I think it’s supposed to be some kind of ice alert to warn me that I might crash any moment. But if it took a moment to let me be the judge of that fact instead of blinking incessantly at me, I might take more notice. It’s distracting at first, then I just ignore it. So if it drops suddenly from three to zero — a situation that might well be worth knowing about — I don’t find out unless I consciously look at the display. And if I ever need to know the time, I have to stretch out to press the fiddly button recessed under the moulded plastic overhang to display the information I want. Then it goes back to flashing the temperature at me, like I’ve forgotten in the last three seconds.
It’s stupid design. Fair enough, warn me. But if I choose to acknowledge that information, have the common decency to respect my decision until something changes enough for me to care about.
Tech is not God
Here are a few examples of other places where designers have tried to throw technology at an inherently human problem in the vain hope that it’ll improve things:
- Blind spot sensors: if you indicate to overtake and there’s something nearby, potentially in your blind spot, an audible alarm goes off in the car.
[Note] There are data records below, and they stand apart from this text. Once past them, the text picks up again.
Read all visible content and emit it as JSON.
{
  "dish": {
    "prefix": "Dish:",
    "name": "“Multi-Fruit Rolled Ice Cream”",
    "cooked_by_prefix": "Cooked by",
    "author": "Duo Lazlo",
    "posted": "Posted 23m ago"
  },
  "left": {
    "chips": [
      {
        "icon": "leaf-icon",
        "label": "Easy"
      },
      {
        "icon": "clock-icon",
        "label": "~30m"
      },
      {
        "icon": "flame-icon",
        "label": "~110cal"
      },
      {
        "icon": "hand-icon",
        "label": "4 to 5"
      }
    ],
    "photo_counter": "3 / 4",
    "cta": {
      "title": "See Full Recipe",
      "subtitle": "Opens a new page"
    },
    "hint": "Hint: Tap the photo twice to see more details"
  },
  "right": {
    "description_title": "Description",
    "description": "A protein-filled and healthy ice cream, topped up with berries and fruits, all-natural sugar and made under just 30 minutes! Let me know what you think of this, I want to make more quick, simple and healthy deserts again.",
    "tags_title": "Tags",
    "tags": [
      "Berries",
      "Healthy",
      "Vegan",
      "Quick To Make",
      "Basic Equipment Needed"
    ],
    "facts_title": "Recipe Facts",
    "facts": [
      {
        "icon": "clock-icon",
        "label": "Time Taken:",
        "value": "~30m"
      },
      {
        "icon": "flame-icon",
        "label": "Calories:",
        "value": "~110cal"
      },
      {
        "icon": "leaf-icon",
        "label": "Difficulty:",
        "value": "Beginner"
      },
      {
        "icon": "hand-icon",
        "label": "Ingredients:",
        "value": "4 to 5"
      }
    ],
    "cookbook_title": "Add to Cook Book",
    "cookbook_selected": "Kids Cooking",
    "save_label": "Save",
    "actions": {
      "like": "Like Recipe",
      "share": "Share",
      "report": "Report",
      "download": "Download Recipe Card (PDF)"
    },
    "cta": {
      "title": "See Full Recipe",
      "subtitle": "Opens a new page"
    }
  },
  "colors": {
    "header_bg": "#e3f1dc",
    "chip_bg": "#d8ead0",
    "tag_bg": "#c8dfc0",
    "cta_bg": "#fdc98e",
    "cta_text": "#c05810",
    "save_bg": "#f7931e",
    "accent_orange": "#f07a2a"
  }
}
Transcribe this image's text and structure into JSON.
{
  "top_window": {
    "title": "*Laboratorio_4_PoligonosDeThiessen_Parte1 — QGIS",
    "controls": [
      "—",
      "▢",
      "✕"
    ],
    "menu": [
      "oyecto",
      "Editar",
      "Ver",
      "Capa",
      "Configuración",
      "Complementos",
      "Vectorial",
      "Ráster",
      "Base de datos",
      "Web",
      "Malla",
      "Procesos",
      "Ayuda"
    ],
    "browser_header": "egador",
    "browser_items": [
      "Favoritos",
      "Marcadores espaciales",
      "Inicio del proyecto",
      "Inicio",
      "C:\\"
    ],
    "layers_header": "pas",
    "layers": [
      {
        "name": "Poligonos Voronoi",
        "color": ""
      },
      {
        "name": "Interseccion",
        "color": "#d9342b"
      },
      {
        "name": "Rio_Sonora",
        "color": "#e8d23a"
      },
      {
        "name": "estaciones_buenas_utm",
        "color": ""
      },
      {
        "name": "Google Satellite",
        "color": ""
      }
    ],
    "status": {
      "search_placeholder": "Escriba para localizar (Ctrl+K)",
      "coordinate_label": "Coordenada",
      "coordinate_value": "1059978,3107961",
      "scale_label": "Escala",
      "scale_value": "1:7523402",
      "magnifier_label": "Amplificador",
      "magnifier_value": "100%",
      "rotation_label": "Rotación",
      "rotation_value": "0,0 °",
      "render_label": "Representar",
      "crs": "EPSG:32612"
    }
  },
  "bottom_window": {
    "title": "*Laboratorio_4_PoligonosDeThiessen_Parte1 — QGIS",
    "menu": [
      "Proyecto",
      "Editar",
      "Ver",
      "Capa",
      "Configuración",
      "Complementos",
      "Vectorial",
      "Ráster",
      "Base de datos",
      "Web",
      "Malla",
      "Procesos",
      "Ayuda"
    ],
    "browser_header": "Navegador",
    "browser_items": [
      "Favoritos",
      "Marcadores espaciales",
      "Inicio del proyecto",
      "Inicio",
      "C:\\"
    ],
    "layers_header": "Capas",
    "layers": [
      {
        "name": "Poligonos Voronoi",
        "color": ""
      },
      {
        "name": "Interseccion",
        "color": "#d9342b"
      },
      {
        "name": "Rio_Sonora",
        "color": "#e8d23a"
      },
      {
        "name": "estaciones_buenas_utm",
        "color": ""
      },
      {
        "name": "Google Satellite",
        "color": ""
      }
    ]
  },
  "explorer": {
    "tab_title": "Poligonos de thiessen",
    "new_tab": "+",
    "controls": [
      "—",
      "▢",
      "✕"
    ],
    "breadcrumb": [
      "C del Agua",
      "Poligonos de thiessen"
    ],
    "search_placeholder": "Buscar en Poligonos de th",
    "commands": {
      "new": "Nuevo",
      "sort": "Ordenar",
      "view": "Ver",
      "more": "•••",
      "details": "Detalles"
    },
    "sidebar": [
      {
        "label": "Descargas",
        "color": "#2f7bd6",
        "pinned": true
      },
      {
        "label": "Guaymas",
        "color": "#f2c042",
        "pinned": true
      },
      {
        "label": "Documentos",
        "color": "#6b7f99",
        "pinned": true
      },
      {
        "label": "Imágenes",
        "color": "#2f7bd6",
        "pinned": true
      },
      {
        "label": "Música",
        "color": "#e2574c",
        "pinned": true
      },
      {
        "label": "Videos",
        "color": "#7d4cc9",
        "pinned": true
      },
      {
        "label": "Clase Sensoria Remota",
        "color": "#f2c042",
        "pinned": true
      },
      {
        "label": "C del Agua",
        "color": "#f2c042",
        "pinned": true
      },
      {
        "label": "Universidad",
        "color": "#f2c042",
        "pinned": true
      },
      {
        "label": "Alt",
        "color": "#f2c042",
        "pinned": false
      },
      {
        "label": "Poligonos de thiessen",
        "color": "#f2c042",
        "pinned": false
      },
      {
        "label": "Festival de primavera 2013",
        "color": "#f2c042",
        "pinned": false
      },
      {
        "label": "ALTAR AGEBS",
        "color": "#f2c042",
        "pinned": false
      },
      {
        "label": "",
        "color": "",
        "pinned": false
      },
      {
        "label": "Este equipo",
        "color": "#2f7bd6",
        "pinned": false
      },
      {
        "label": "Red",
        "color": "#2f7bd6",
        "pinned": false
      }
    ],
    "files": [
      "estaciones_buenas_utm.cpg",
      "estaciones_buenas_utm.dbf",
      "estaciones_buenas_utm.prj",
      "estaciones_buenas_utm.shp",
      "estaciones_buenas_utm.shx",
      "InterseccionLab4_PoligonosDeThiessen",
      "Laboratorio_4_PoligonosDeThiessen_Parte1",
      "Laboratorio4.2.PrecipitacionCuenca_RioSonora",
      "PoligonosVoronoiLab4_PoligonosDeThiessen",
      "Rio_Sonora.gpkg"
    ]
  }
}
Great, until you get used to it, and it either (inevitably) malfunctions one day or you climb into a car without it and stave into someone because you don’t look over your shoulder first, as you should do.
- Reversing cameras: put the car in reverse and a live feed comes up on the dash showing what’s behind you. Spot the obvious design error: the picture is in front of you. So, facing forward and looking at the console, you start to reverse out of your driveway and something sideswipes you from the road. Ridiculous design. The display should be behind you so, as you turn around during the manoeuvre, you can see what’s below your field of vision as well as being able to see all around you through the windows. I notice in some later models the lawyers have plastered a warning over the screen saying “don’t forget to look around you before reversing”. And if it needs a warning sign, it’s badly designed in the first place.
- Supermarket self-service checkouts: awful interfaces; confusing messages; slots and gauges where there shouldn’t be slots and gauges. It’s like interacting with a Terminator in an ill-fitting bunny suit. The fact the area needs to be constantly manned by staff to explain things and help people out when the stubborn machines start having a virtual tantrum is testament to the fact the software and hardware is not fit for purpose.
I could go on, but I’d be labouring the point. Bad design is everywhere and getting worse as technology marches onward without regard for how it is used. As it says in that article, good design is transparent, functional, logical, and predictable, among other things. If it’s designed well you don’t even need to think about it.
Designing great things is not a skill I possess, but I know who to ask for help. Over time, that then allows me to deliver tech that is truly fit for purpose and gives me a warm glow when other people use and like it.
Everyone needs a designer friend. And if you’re a designer, you need an engineer friend too. Both professions take heed: the world desperately needs you to work together.